Scott insists age is just a number, and she still loves to compete in competitions like the USA Open. Or even on sand volleyball courts in and around Baton Rouge.
With Scott, there is always more going on. She works in the investment field, does speaking engagements, hosts volleyball camps and enjoys age-group coaching for USA Volleyball.
She also promotes the sport of volleyball wherever possible, including an April trip to Shreveport, where an Olympic Qualification volleyball is scheduled Aug. 2-4.
Actively helping to coach her 9-year-old daughter Julianne' in a variety of sports is something Scott also relishes.
“By nature, I am a positive person and I do rely on my faith,” Scott said. “For me, age is just a number. My time with daughter and my family is so precious to me. I am excited about whatever the future holds.”

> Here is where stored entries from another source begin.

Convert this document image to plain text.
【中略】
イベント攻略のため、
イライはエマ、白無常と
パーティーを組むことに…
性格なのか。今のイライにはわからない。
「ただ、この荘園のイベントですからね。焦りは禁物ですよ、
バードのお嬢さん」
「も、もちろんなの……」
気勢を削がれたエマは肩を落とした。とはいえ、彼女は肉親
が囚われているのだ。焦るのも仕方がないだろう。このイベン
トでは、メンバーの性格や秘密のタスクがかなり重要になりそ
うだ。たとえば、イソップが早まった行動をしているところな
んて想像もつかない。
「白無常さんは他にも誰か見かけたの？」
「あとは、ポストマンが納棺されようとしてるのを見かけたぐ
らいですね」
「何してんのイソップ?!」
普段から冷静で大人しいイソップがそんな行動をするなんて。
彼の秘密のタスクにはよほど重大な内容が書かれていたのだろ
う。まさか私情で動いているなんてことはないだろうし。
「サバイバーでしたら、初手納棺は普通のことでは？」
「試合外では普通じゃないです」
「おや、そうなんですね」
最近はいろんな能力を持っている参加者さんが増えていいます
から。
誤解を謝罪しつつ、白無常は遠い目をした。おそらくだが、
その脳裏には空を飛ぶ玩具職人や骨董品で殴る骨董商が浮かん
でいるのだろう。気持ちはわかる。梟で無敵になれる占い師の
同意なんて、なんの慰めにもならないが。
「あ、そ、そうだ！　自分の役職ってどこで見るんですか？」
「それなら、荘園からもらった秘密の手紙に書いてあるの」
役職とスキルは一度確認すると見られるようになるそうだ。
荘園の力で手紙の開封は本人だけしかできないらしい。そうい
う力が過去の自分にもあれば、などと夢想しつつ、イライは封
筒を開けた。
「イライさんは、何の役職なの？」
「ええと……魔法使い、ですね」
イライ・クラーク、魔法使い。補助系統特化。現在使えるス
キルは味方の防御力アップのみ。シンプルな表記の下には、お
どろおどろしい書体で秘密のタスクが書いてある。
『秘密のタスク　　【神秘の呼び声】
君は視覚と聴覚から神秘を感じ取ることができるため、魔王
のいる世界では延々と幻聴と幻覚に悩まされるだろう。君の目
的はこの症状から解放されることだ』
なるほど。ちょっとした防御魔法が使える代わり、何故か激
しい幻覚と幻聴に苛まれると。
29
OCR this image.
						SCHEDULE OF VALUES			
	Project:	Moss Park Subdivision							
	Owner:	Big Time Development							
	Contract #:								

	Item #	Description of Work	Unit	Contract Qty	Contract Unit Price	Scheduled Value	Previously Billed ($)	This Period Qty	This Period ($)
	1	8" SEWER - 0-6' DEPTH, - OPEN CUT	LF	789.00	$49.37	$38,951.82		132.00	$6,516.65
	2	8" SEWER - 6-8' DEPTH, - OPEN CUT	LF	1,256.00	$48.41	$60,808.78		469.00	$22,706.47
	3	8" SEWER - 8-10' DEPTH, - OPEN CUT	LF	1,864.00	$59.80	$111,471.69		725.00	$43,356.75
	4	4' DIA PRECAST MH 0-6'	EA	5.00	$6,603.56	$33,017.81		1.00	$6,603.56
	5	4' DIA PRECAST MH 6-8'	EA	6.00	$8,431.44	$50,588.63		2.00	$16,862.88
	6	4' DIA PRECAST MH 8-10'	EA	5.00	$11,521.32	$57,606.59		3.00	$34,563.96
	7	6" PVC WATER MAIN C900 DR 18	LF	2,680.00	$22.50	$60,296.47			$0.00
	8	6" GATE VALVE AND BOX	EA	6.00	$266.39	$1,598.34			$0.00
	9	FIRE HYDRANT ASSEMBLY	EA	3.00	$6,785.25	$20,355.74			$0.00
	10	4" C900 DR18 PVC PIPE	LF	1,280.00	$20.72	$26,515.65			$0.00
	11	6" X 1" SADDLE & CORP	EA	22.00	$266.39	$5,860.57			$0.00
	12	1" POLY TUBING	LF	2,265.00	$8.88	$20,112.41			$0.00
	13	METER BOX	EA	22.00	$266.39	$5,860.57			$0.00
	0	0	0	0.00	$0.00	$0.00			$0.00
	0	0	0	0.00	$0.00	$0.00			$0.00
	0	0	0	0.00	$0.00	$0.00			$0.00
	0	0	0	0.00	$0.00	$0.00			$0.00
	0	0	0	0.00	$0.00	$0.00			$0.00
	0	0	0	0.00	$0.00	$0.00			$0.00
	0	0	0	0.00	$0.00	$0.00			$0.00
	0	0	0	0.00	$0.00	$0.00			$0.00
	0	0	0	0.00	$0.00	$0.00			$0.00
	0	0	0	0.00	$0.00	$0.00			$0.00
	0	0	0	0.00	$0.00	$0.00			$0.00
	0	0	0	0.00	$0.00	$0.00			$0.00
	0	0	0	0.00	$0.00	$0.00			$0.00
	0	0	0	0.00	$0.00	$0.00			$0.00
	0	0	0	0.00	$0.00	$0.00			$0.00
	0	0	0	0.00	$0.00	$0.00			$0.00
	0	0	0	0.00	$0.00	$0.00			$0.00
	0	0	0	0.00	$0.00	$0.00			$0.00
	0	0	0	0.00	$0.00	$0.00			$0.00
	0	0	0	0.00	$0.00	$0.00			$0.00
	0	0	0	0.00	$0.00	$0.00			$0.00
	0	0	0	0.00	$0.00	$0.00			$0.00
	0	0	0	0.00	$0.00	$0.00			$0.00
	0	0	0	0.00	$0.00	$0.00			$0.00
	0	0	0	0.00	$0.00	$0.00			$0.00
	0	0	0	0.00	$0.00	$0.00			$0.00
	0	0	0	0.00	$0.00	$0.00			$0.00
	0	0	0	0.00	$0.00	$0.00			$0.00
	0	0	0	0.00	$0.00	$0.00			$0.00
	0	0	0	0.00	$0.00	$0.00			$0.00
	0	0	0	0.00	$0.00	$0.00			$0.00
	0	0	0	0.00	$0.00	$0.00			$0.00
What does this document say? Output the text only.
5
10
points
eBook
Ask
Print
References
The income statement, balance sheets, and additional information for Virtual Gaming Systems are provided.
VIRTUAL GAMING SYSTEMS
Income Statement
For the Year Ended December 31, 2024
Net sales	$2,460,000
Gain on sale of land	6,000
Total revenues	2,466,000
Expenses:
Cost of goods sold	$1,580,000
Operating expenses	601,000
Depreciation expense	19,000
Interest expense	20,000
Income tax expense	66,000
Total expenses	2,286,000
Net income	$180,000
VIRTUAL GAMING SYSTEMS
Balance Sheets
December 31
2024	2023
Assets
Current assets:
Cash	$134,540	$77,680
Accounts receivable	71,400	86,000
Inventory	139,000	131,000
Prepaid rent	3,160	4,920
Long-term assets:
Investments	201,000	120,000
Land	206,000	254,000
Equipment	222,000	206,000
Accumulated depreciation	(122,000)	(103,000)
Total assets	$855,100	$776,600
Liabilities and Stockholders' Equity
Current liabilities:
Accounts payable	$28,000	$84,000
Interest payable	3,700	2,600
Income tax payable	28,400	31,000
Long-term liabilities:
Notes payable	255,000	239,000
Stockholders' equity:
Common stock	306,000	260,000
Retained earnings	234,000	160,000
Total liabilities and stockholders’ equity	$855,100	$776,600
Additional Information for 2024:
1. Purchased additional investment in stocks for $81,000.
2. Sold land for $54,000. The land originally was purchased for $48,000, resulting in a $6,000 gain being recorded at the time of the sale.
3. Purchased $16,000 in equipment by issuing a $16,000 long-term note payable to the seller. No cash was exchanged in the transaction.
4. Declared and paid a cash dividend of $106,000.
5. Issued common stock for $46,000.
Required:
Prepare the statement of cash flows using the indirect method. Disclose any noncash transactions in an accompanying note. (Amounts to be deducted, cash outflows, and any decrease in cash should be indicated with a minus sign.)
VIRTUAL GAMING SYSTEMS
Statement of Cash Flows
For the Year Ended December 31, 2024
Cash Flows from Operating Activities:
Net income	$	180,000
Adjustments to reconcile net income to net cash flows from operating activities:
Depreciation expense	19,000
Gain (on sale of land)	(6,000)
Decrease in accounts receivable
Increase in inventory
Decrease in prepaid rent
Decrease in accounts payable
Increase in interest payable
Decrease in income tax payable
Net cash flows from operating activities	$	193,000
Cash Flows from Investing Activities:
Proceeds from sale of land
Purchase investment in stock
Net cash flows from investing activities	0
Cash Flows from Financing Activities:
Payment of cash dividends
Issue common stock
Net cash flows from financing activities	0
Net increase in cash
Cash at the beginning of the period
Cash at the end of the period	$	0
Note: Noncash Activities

Regardless of what the future holds, Scott’s volleyball legacy is set. Haneef-Park puts Scott among the top five USA Volleyball women’s players ever, ranking her among 1980s heroes like Debbie Green-Vargas and the late Flo Hyman.
Hunter, now Scott’s friend and a proud former coach, sees other things.
“When I think about Danielle,” Hunter said, “you know what I’m proudest of? That she got her education and pursued her dreams.”